When the sun sets, take advantage of the free trolley service to the Verizon Virginia Beach Amphitheater , where major music artists tour every summer. Get the cheaper tickets for the lawn, but don't forget a blanket or folding chairs (and a big bucket of chicken).
Satisfy those cravings
At the end of the day, most Virginia Beach visitors look forward to two important elements of their beach vacations: dining and carousing. A walk down Atlantic Avenue gives beachgoers plenty of both.
For all-you-can-eat fare, try any one of the seafood buffets advertised in the visitors' guides. Seafood Harbor is a perennial favorite. For easy access to good food, many hotels have a restaurant that offers brunch, lunch and dinner with a fabulous view. Try Mahi Mah's adjacent to the Ramada Inn on 6th Street or Rockfish Boardwalk Bar & Sea Grill on 16th Street.
Feel like ice cream? Hit up Dairy Queen, Ben & Jerry's or Haagen Dazs, which are all on Atlantic Avenue.
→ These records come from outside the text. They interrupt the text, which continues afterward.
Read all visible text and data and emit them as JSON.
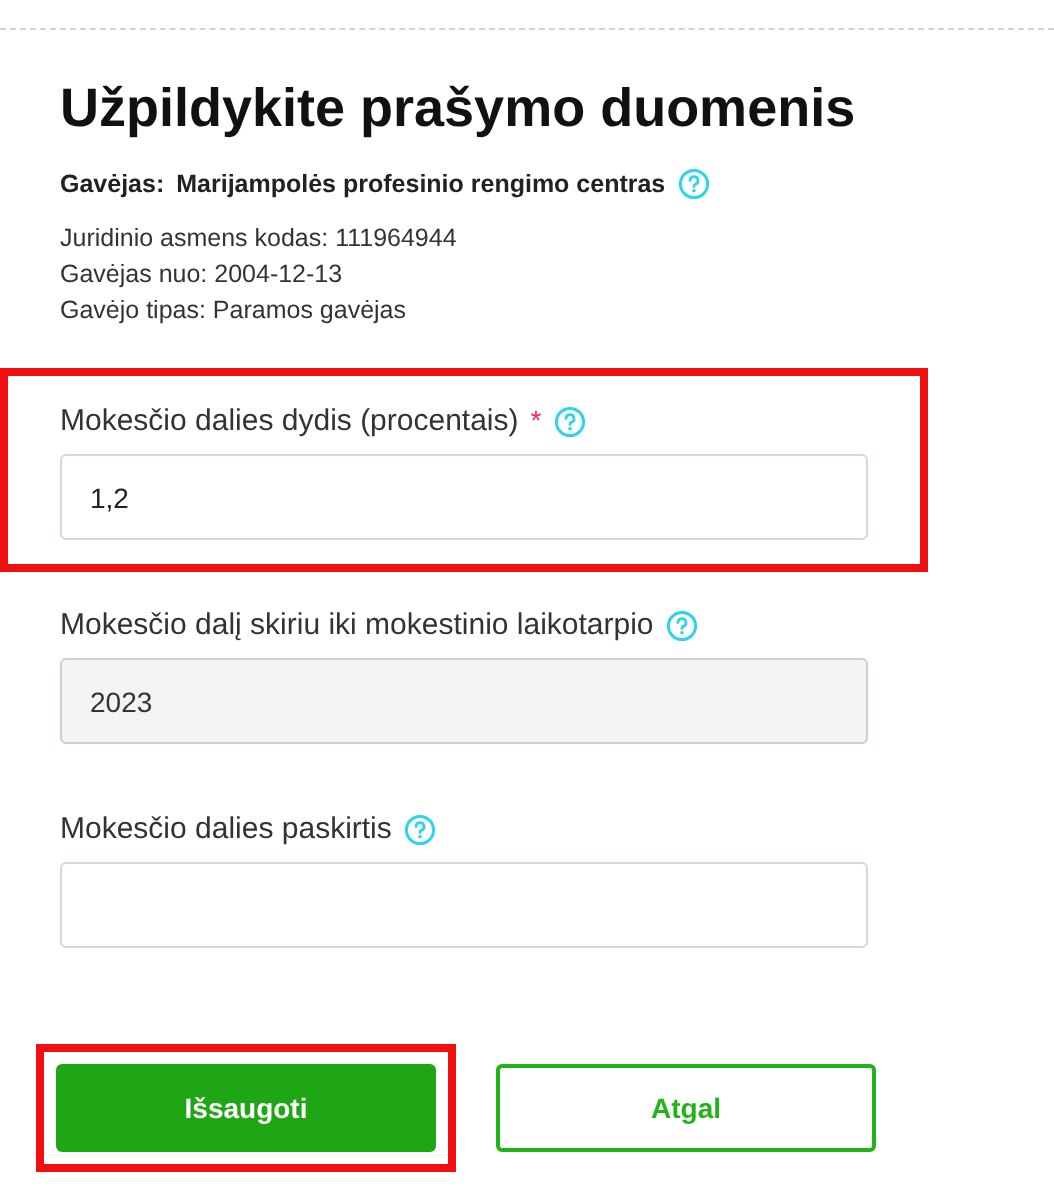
{
  "title": "Užpildykite prašymo duomenis",
  "recipient": {
    "label": "Gavėjas:",
    "name": "Marijampolės profesinio rengimo centras"
  },
  "details": [
    "Juridinio asmens kodas: 111964944",
    "Gavėjas nuo: 2004-12-13",
    "Gavėjo tipas: Paramos gavėjas"
  ],
  "fields": [
    {
      "label": "Mokesčio dalies dydis (procentais)",
      "required_mark": "*",
      "value": "1,2",
      "disabled": false,
      "highlighted": true
    },
    {
      "label": "Mokesčio dalį skiriu iki mokestinio laikotarpio",
      "value": "2023",
      "disabled": true,
      "highlighted": false
    },
    {
      "label": "Mokesčio dalies paskirtis",
      "disabled": false,
      "highlighted": false
    }
  ],
  "buttons": [
    {
      "label": "Išsaugoti",
      "kind": "primary",
      "highlighted": true
    },
    {
      "label": "Atgal",
      "kind": "secondary",
      "highlighted": false
    }
  ]
}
With a full belly, it's best to walk a few blocks on Atlantic to get to the next destination: one of the many bars at Virginia Beach. Feel like a margarita? Try Guadalajara Mexican Bar and Grill on Shore Drive for live entertainment and dancing. For a more local joint, try Keifers Bar and Grill on Atlantic. For a picturesque view, drive your boat or take the trolley to Rudee's on the Inlet .
Off the beaten path
For a quiet destination, , a smaller beach about 20 minutes south near the Hells Point Golf Course, is a good day trip when the commercialism of Virginia Beach gets overwhelming. The town of Sandbridge is tiny -- it has one general store, a restaurant, two beach shops and a frozen yogurt shop -- and has more of an Outer Banks feel. The dunes protect the modest and not-so-modest properties that line the beach. Those who prefer the slower pace might prefer this locale.
On the way to or from Virginia Beach, there are several pit stops to keep the whole family (or just you and a friend) entertained.
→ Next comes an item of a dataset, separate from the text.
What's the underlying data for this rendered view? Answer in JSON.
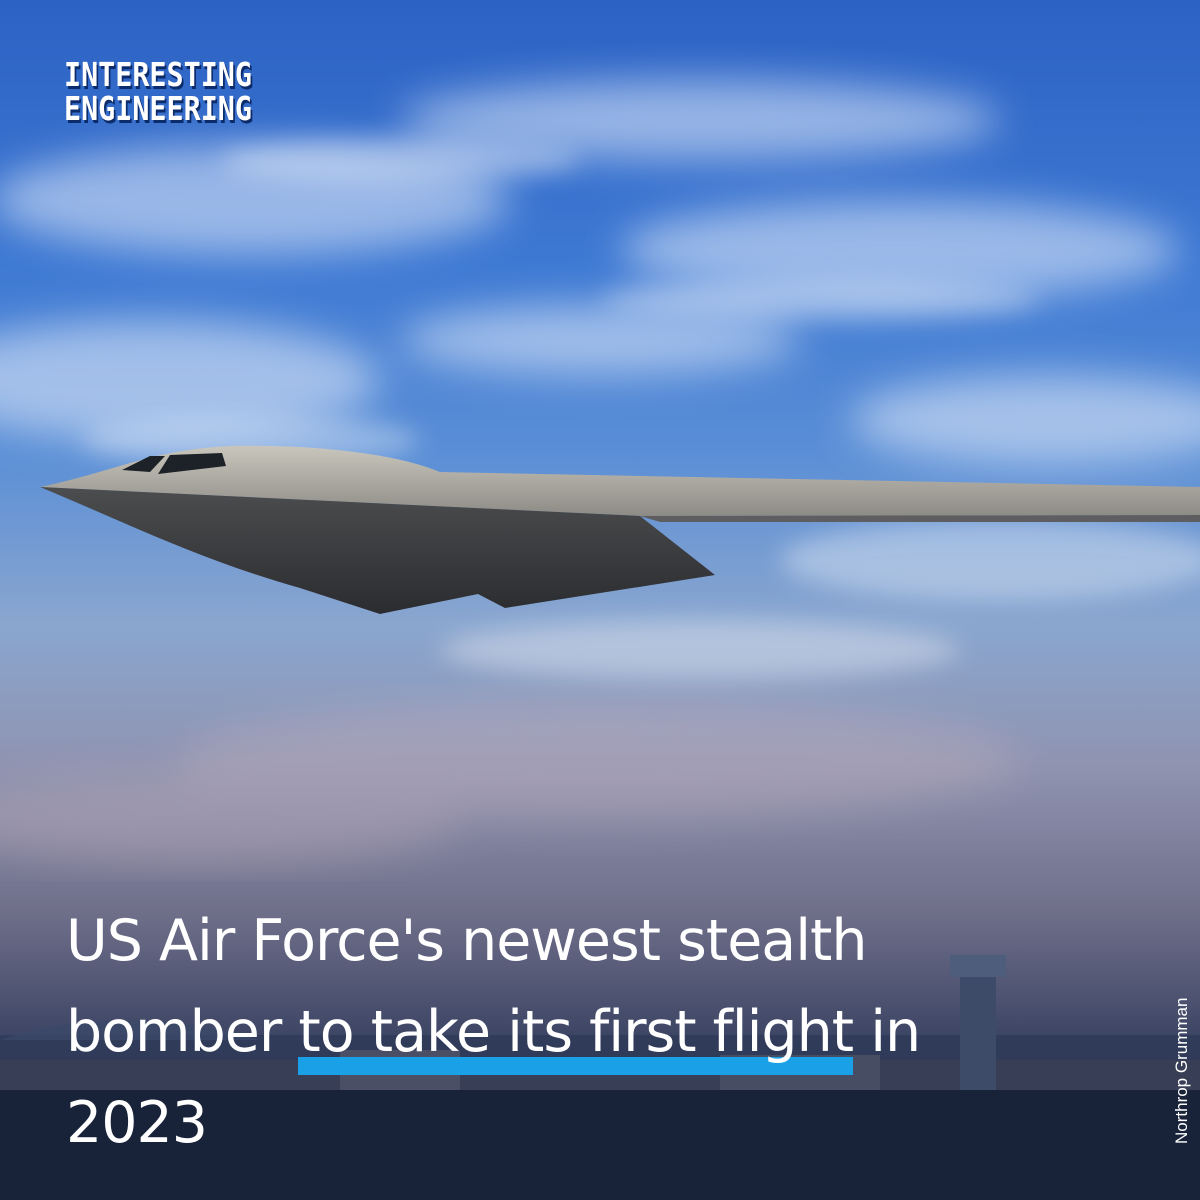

Williamsburg, Va., is a quick jaunt off Route 64, and only about an hour away from the Virginia coast, making it a perfect diversion either to or from the beach. A family could easily spend three or four days tripping around Colonial Williamsburg, Busch Gardens and the Prime Outlets. Busch Gardens might be the best afternoon pit stop, giving kids and adults a chance to stretch their legs and their vocal chords.
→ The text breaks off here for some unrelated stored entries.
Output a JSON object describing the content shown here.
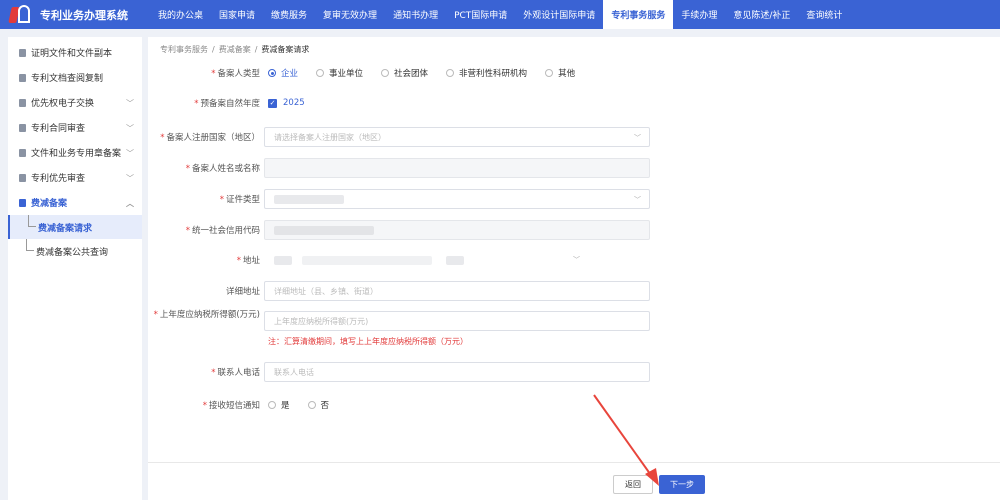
{
  "app": {
    "title": "专利业务办理系统"
  },
  "nav": {
    "items": [
      {
        "label": "我的办公桌"
      },
      {
        "label": "国家申请"
      },
      {
        "label": "缴费服务"
      },
      {
        "label": "复审无效办理"
      },
      {
        "label": "通知书办理"
      },
      {
        "label": "PCT国际申请"
      },
      {
        "label": "外观设计国际申请"
      },
      {
        "label": "专利事务服务",
        "active": true
      },
      {
        "label": "手续办理"
      },
      {
        "label": "意见陈述/补正"
      },
      {
        "label": "查询统计"
      }
    ]
  },
  "sidebar": {
    "items": [
      {
        "label": "证明文件和文件副本"
      },
      {
        "label": "专利文档查阅复制"
      },
      {
        "label": "优先权电子交换",
        "chevron": "﹀"
      },
      {
        "label": "专利合同审查",
        "chevron": "﹀"
      },
      {
        "label": "文件和业务专用章备案",
        "chevron": "﹀"
      },
      {
        "label": "专利优先审查",
        "chevron": "﹀"
      },
      {
        "label": "费减备案",
        "chevron": "︿"
      }
    ],
    "subitems": [
      {
        "label": "费减备案请求",
        "active": true
      },
      {
        "label": "费减备案公共查询"
      }
    ]
  },
  "breadcrumb": {
    "items": [
      "专利事务服务",
      "费减备案",
      "费减备案请求"
    ],
    "sep": "/"
  },
  "form": {
    "filer_type": {
      "label": "备案人类型",
      "options": [
        "企业",
        "事业单位",
        "社会团体",
        "非营利性科研机构",
        "其他"
      ],
      "selected": "企业"
    },
    "year": {
      "label": "预备案自然年度",
      "value": "2025"
    },
    "country": {
      "label": "备案人注册国家（地区）",
      "placeholder": "请选择备案人注册国家（地区）"
    },
    "name": {
      "label": "备案人姓名或名称"
    },
    "id_type": {
      "label": "证件类型"
    },
    "credit_code": {
      "label": "统一社会信用代码"
    },
    "address": {
      "label": "地址"
    },
    "detail_address": {
      "label": "详细地址",
      "placeholder": "详细地址（县、乡镇、街道）"
    },
    "income": {
      "label": "上年度应纳税所得额(万元)",
      "placeholder": "上年度应纳税所得额(万元)",
      "note": "注：汇算清缴期间，填写上上年度应纳税所得额（万元）"
    },
    "phone": {
      "label": "联系人电话",
      "placeholder": "联系人电话"
    },
    "sms": {
      "label": "接收短信通知",
      "options": [
        "是",
        "否"
      ]
    }
  },
  "footer": {
    "back_label": "返回",
    "next_label": "下一步"
  },
  "colors": {
    "brand": "#3a63d4",
    "required": "#e23b3b",
    "annotation_arrow": "#e8453c"
  }
}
The next stop is less of a pit and more of a dump. Mt. Trashmore, in Virginia Beach, is a family playground built on and around a 67-foot trash heap that has been compressed and capped, then covered in Bermuda grass. Don't worry, it is perfectly safe for kids to climb the 61 steps up the mountain to fly their kites. The massive playground at the base, Kids Cove, and the skate park are great places to expend all the bottled energy that results from long road trips.
With Virginia Beach, maybe the old adage is true: Getting there is half the fun.